For each partition of your PCollection
the calls to Datastore are going to be single-threaded, hence incur a lot of latency. I would expect this to be slow in the DirectPipelineRunner
and InProcessPipelineRunner
as well. With autoscaling and dynamic work rebalancing, you should see parallelism when running on the Dataflow service unless something about the structure of your causes us to optimize it poorly, so you can try increasing --maxNumWorkers
. But you still won't benefit from bulk operations.
It is probably better to express this join within your pipeline, using DatastoreIO.readFrom(...)
followed by a CoGroupByKey
transform. In this way, Dataflow will do a bulk parallel read of all the enhancements and use the efficient GroupByKey
machinery to line them up with the events.
// Here are the two collections you want to join
PCollection<CustomClass> events = ...;
PCollection<Entity> articles = DatastoreIO.readFrom(...);
// Key them both by the common id
PCollection<KV<Long, CustomClass>> keyedEvents =
events.apply(WithKeys.of(event -> event.getArticleId()))
PCollection<KV<Long, Entity>> =
articles.apply(WithKeys.of(article -> article.getKey().getId())
// Set up the join by giving tags to each collection
TupleTag<CustomClass> eventTag = new TupleTag<CustomClass>() {};
TupleTag<Entity> articleTag = new TupleTag<Entity>() {};
KeyedPCollectionTuple<Long> coGbkInput =
KeyedPCollectionTuple
.of(eventTag, keyedEvents)
.and(articleTag, keyedArticles);
PCollection<CustomClass> enhancedEvents = coGbkInput
.apply(CoGroupByKey.create())
.apply(MapElements.via(CoGbkResult joinResult -> {
for (CustomClass event : joinResult.getAll(eventTag)) {
String articleName;
try {
articleName = joinResult.getOnly(articleTag).getString("articleName");
} catch(Exception e) {
articleName = "";
}
CustomClass enhanced = new CustomClass(event);
enhanced.setArticleName(articleName);
return enhanced;
}
});
Another possibility, if there are very few enough articles to store the lookup in memory, is to use DatastoreIO.readFrom(...)
and then read them all as a map side input via View.asMap()

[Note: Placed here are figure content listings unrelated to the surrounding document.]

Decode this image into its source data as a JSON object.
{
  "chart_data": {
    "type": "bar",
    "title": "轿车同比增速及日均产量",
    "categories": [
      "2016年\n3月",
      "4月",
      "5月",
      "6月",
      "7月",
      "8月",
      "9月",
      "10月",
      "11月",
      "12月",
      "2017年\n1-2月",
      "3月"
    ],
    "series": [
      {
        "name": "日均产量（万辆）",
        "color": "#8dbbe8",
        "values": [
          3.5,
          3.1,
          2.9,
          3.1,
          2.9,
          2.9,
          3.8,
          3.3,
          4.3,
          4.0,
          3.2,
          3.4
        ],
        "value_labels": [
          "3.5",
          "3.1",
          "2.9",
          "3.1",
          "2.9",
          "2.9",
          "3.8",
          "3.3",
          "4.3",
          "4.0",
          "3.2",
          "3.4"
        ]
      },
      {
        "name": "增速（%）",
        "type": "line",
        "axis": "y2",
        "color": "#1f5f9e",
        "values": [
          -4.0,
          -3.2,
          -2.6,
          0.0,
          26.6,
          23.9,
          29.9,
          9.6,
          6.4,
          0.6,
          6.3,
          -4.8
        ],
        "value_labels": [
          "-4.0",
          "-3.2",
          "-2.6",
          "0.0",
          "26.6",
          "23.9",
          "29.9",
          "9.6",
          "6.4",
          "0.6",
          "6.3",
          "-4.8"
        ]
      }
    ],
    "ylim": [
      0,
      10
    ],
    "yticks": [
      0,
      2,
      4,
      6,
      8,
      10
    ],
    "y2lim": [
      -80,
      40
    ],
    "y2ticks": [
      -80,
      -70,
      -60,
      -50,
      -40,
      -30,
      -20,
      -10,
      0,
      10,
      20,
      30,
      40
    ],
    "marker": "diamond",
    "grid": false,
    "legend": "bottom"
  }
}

and look them up in a local table.
// Here are the two collections you want to join
PCollection<CustomClass> events = ...;
PCollection<Entity> articles = DatastoreIO.readFrom(...);
// Key the articles and create a map view
PCollectionView<Map<Long, Entity>> = articleView
.apply(WithKeys.of(article -> article.getKey().getId())
.apply(View.asMap());
// Do a lookup join by side input to a ParDo
PCollection<CustomClass> enhanced = events
.apply(ParDo.withSideInputs(articles).of(new DoFn<CustomClass, CustomClass>() {
@Override
public void processElement(ProcessContext c) {
Map<Long, Entity> articleLookup = c.sideInput(articleView);
String articleName;
try {
articleName =
articleLookup.get(event.getArticleId()).getString("articleName");
} catch(Exception e) {
articleName = "";
}
CustomClass enhanced = new CustomClass(event);
enhanced.setArticleName(articleName);
return enhanced;
}
});
Depending on your data, either of these may be a better choice.